Acqui Terme, una Docg per il Dolcetto d’Acqui?
Importante riconoscimento per il territorio
Acqui Terme – Ormai i tempi per il riconoscimento delle Docg per il Dolcetto d’Acqui sono maturi. Un riconoscimento che molti attendono da anni, tenuto conto che il Dolcetto d’Ovada lo ha ottenuto nel 2008 ed ha rappresentato un vero e proprio volano economico per tutto il territorio di produzione.
Il Dolcetto d’Acqui Doc
Ottenuto dalle uve provenienti dai vigneti composti dal vitigno Dolcetto al 100%, viene prodotto nel territorio dei Comuni di Acqui Terme, Alice Bel Colle, Ricaldone, Cassine, Strevi, Rivalta Bormida, Castelnuovo Bormida, Sezzadio, Terzo, Bistagno, Ponti, Castelletto d’Erro, Denice, Montechiaro, Spigno Monferrato, Cartosio, Ponzone, Morbello, Grognardo, Cavatore, Melazzo, Visone, Orsara Bormida.
La vinificazione
Le operazioni di vinificazione, nonché quelle di invecchiamento, devono essere effettuate nell’interoterritorio delle province di: Asti, Alessandria, Cuneo, Torino, Genova e Savona.
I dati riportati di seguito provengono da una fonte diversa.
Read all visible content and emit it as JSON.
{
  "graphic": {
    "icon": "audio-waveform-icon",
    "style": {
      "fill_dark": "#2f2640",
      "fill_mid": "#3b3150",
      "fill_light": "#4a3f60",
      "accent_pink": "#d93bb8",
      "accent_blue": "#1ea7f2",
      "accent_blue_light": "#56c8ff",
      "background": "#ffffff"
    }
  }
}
La resa massima delle uve in vino non deve essere superiore al 70 %.
Le caratteristiche
Il colore è rosso rubino intenso con tendenza al rosso mattone con l’invecchiamento. L’odore è vinoso, attenuato, caratteristico, mentre il sapore è asciutto, morbido, gradevolmente mandorlato o amarognolo.
La storia
I primi documenti relativi al Dolcetto risalgono alla fine del ’700, quando nelle “Istituzioni” del Conte Nuvolone, vicedirettore della Società agraria di Torino, si parlava di un vino denominato “Dosset”, chiamato così perché il vitigno Dolcetto cresce bene sui “dossi”, o “duset” in piemontese.
Non è un vino dolce nonostante il nome
Il “Dolcetto” è ritenuto dolce dai profani, mentre si tratta di un vino assolutamente secco e con sapore leggermente amarognolo; in realtà è l’uva da cui deriva ad essere molto dolce, tanto da essere stata apprezzata in passato come ottima uva da tavola. Per anni è stato considerato un vitigno dal quale si ottenevano vini poco alcolici e da bere giovani, senza molto corpo, cosa che negli ultimi anni è cambiata. E’ sempre stato il vino di tutti i giorni ma oggi con le tecniche di coltivazione e produzione la qualità ne ha beneficiato in modo sostanziale.